Miércoles, 27 de mayo de 2015 | Hoy
EL PAíS › OPINIóN
Por Horacio González *
El Gobierno fue acusado, luego del discurso de la Presidenta en la Plaza, de omitir la historia, sobre todo la del primer gobierno de 1810, y de hacer recaer todo el peso explicativo de la fecha en la llegada de Néstor Kirchner al poder, hace ahora 12 años. Se apunta a señalar una actitud facciosa, un punto de vista autorreferencial sobre el pasado argentino. En mi opinión no es así, sino que es lo contrario, a pesar de que, en efecto, en el mencionado discurso casi no hubo ninguna mención a los acontecimientos de 1810. Pero para una afirmación de tamaña significación en cuanto a una fiesta nacional que omitiría supuestamente su signo de origen, el que le brindaría sus propios fundamentos, hay que considerar más elementos en juego. En primer lugar el Gobierno tiene permanente conciencia de que es un producto de la historia (tanto inmediata como mediata), acentúa como es evidente un sesgo interpretativo de tono épico, otras veces reparatorio, con ribetes comparativistas permanentes. El resultado de los cortes historiográficos de apariencia arbitrarios no hace más que reactivar el debate histórico. No se habrán mencionado los discursos de Castelli y del Obispo Lué en aquellas asambleas previas a la complicada formación del gobierno en el Cabildo –cuya primera versión incluía al propio virrey, lo que revela lo arduo de la discusión–. Pero emergió el episodio del traslado del sable de San Martín, que es un nudo historiográfico de compleja textura. Hasta hoy es el punto fuerte del revisionismo histórico, pues enlaza a San Martín con Rosas –el primero, un lector de Diderot, un hombre de la Ilustración; el segundo, un lector de remotos tratadistas de la ultraderecha europea–, y tal enlace no deja de producir interpretaciones que, con mayor o menor escozor, dejan la campaña de los Andes en punto de comparación con la batalla de Obligado en 1845. ¿Es así?

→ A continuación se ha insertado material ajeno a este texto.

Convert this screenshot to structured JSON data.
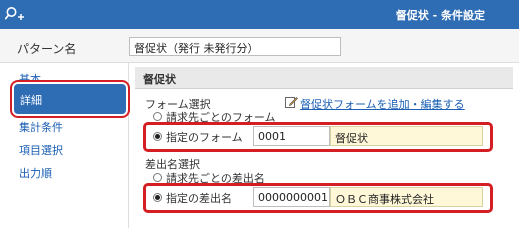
{
  "window": {
    "title": "督促状 - 条件設定",
    "app_icon": "search-plus-icon",
    "accent_color": "#2e6cb4"
  },
  "pattern": {
    "label": "パターン名",
    "value": "督促状（発行 未発行分）"
  },
  "sidebar": {
    "items": [
      {
        "label": "基本"
      },
      {
        "label": "詳細"
      },
      {
        "label": "集計条件"
      },
      {
        "label": "項目選択"
      },
      {
        "label": "出力順"
      }
    ],
    "active": "詳細"
  },
  "section": {
    "title": "督促状"
  },
  "form_select": {
    "label": "フォーム選択",
    "link": "督促状フォームを追加・編集する",
    "link_icon": "edit-icon",
    "option_per_customer": "請求先ごとのフォーム",
    "option_specified": "指定のフォーム",
    "selected": "指定のフォーム",
    "code": "0001",
    "name": "督促状"
  },
  "sender_select": {
    "label": "差出名選択",
    "option_per_customer": "請求先ごとの差出名",
    "option_specified": "指定の差出名",
    "selected": "指定の差出名",
    "code": "0000000001",
    "name": "ＯＢＣ商事株式会社"
  },
  "highlight_color": "#d31f24"
}
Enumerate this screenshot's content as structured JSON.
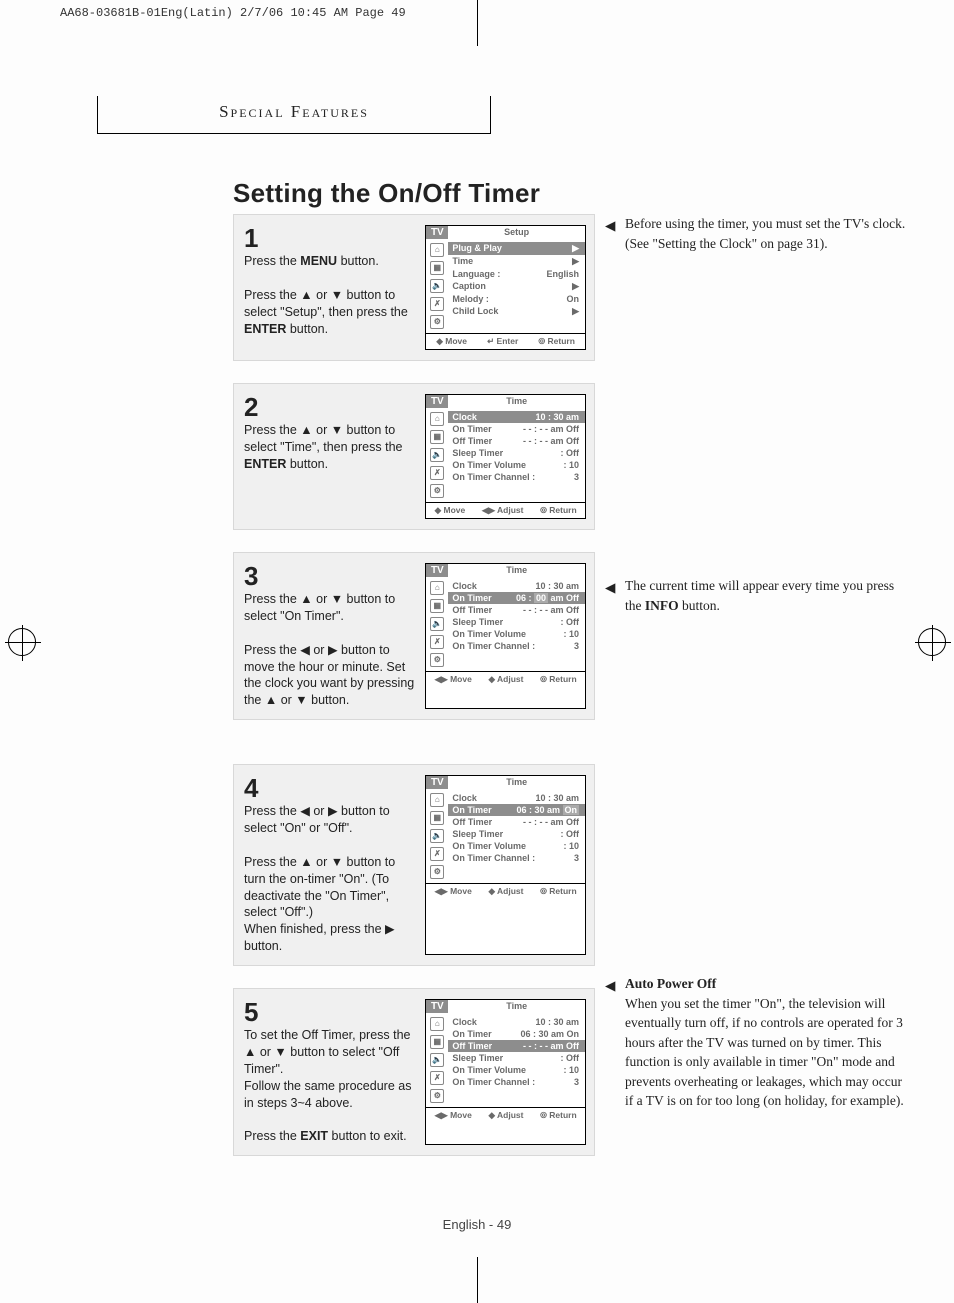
{
  "print_header": "AA68-03681B-01Eng(Latin)  2/7/06  10:45 AM  Page 49",
  "section_header": "Special Features",
  "title": "Setting the On/Off Timer",
  "footer": "English - 49",
  "tri": {
    "up": "▲",
    "down": "▼",
    "left": "◀",
    "right": "▶",
    "lr": "◀▶",
    "ud": "▲▼",
    "enter": "↵",
    "ret": "⦾"
  },
  "sidenotes": {
    "n1": "Before using the timer, you must set the TV's clock. (See \"Setting the Clock\" on page 31).",
    "n2_a": "The current time will appear every time you press the ",
    "n2_info": "INFO",
    "n2_b": " button.",
    "n3_title": "Auto Power Off",
    "n3_body": "When you set the timer \"On\", the television will eventually turn off, if no controls are operated for 3 hours after the TV was turned on by timer. This function is only available in timer \"On\" mode and prevents overheating or leakages, which may occur if a TV is on for too long (on holiday, for example)."
  },
  "steps": [
    {
      "num": "1",
      "text_a": "Press the ",
      "text_menu": "MENU",
      "text_b": " button.",
      "text_c": "Press the ▲ or ▼ button to select \"Setup\", then press the ",
      "text_enter": "ENTER",
      "text_d": " button.",
      "osd": {
        "title": "Setup",
        "foot": [
          "◆ Move",
          "↵ Enter",
          "⦾ Return"
        ],
        "rows": [
          {
            "sel": true,
            "l": "Plug & Play",
            "r": "▶"
          },
          {
            "l": "Time",
            "r": "▶"
          },
          {
            "l": "Language :",
            "r": "English"
          },
          {
            "l": "Caption",
            "r": "▶"
          },
          {
            "l": "Melody    :",
            "r": "On"
          },
          {
            "l": "Child Lock",
            "r": "▶"
          }
        ]
      }
    },
    {
      "num": "2",
      "text_a": "Press the ▲ or ▼ button to select \"Time\", then press the ",
      "text_enter": "ENTER",
      "text_b": " button.",
      "osd": {
        "title": "Time",
        "foot": [
          "◆ Move",
          "◀▶ Adjust",
          "⦾ Return"
        ],
        "rows": [
          {
            "sel": true,
            "l": "Clock",
            "r": "10 : 30 am"
          },
          {
            "l": "On Timer",
            "r": "- - : - - am Off"
          },
          {
            "l": "Off Timer",
            "r": "- - : - - am Off"
          },
          {
            "l": "Sleep Timer",
            "r": ": Off"
          },
          {
            "l": "On Timer Volume",
            "r": ": 10"
          },
          {
            "l": "On Timer Channel :",
            "r": "3"
          }
        ]
      }
    },
    {
      "num": "3",
      "text_a": "Press the ▲ or ▼ button to select \"On Timer\".",
      "text_b": "Press the ◀ or ▶ button to move the hour or minute. Set the clock you want by pressing the ▲ or ▼ button.",
      "osd": {
        "title": "Time",
        "foot": [
          "◀▶ Move",
          "◆ Adjust",
          "⦾ Return"
        ],
        "rows": [
          {
            "l": "Clock",
            "r": "10 : 30 am"
          },
          {
            "sel": true,
            "l": "On Timer",
            "r_html": "06 : <span class='hl'>00</span> am Off"
          },
          {
            "l": "Off Timer",
            "r": "- - : - - am Off"
          },
          {
            "l": "Sleep Timer",
            "r": ": Off"
          },
          {
            "l": "On Timer Volume",
            "r": ": 10"
          },
          {
            "l": "On Timer Channel :",
            "r": "3"
          }
        ]
      }
    },
    {
      "num": "4",
      "text_a": "Press the ◀ or ▶ button to select \"On\" or \"Off\".",
      "text_b": "Press the ▲ or ▼ button to turn the on-timer \"On\". (To deactivate the \"On Timer\", select \"Off\".)",
      "text_c": "When finished, press the ▶ button.",
      "osd": {
        "title": "Time",
        "foot": [
          "◀▶ Move",
          "◆ Adjust",
          "⦾ Return"
        ],
        "rows": [
          {
            "l": "Clock",
            "r": "10 : 30 am"
          },
          {
            "sel": true,
            "l": "On Timer",
            "r_html": "06 : 30 am <span class='hl'>On</span>"
          },
          {
            "l": "Off Timer",
            "r": "- - : - - am Off"
          },
          {
            "l": "Sleep Timer",
            "r": ": Off"
          },
          {
            "l": "On Timer Volume",
            "r": ": 10"
          },
          {
            "l": "On Timer Channel :",
            "r": "3"
          }
        ]
      }
    },
    {
      "num": "5",
      "text_a": "To set the Off Timer, press the ▲ or ▼ button to select \"Off Timer\".",
      "text_b": "Follow the same procedure as in steps 3~4 above.",
      "text_c": "Press the ",
      "text_exit": "EXIT",
      "text_d": " button to exit.",
      "osd": {
        "title": "Time",
        "foot": [
          "◀▶ Move",
          "◆ Adjust",
          "⦾ Return"
        ],
        "rows": [
          {
            "l": "Clock",
            "r": "10 : 30 am"
          },
          {
            "l": "On Timer",
            "r": "06 : 30 am On"
          },
          {
            "sel": true,
            "l": "Off Timer",
            "r": "- - : - - am Off"
          },
          {
            "l": "Sleep Timer",
            "r": ": Off"
          },
          {
            "l": "On Timer Volume",
            "r": ": 10"
          },
          {
            "l": "On Timer Channel :",
            "r": "3"
          }
        ]
      }
    }
  ]
}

Cuando llega a Buenos Aires la noticia del legado que San Martín le hace a Rosas, los diarios oficialistas de aquel momento –sobre todo el Archivo Americano, gran experiencia periodística de extremo profesionalismo– colocan la noticia en un lugar destacado y, asimismo, incluyen otra carta de San Martín –no sólo la del legado– en donde reseña las dificultades insuperables con las que tropezaría una invasión británica y francesa apenas intentara internarse en los territorios bonaerenses. La voz de San Martín era escuchada por una elite militar europea. Luego de caído Rosas, llega el sable al Museo Histórico y allí reposa hasta que más de medio siglo después acontece una nueva reactivación histórica: la resistencia peronista de los años ’60, que lo sustrae dos veces de su cápsula. En una de esas oportunidades –a modo de intermediario con el gobierno y el Ejército– va a parar a las manos de un capitán Phillipheaux, hombre del peronismo que años antes había tomado la ciudad de Santa Rosa en el contexto de la insurgencia del general Valle. Restituirlo en medio de una pompa específica no deja de ser, ahora, un implícito rememorativo que se abre a múltiples direcciones, luego de producido el acto estatal. ¿Es el acto de cierre de aquellos momentos iniciáticos y arrebatados de la resistencia peronista? ¿O la satisfecha noción de un hecho de reintegro enérgico que reanima un culto cívico de previsibles liturgias? Reactivar símbolos, sacar de su adormecida condición a un retazo del pasado, equivale a una actitud que ha fundado buena parte de la discusión histórica. ¿Conviene reactivar, con riesgo de renovar conflictos del pasado, o llamar a una actitud de olvido deliberado y prudente, como hizo Renán en Francia? Este gran historiador conservador temía que convertir al presente en un ámbito de agitación histórica, provocaría entre otros males el retorno de las luchas entre hugonotes y católicos que habían ocurrido cuatro siglos antes.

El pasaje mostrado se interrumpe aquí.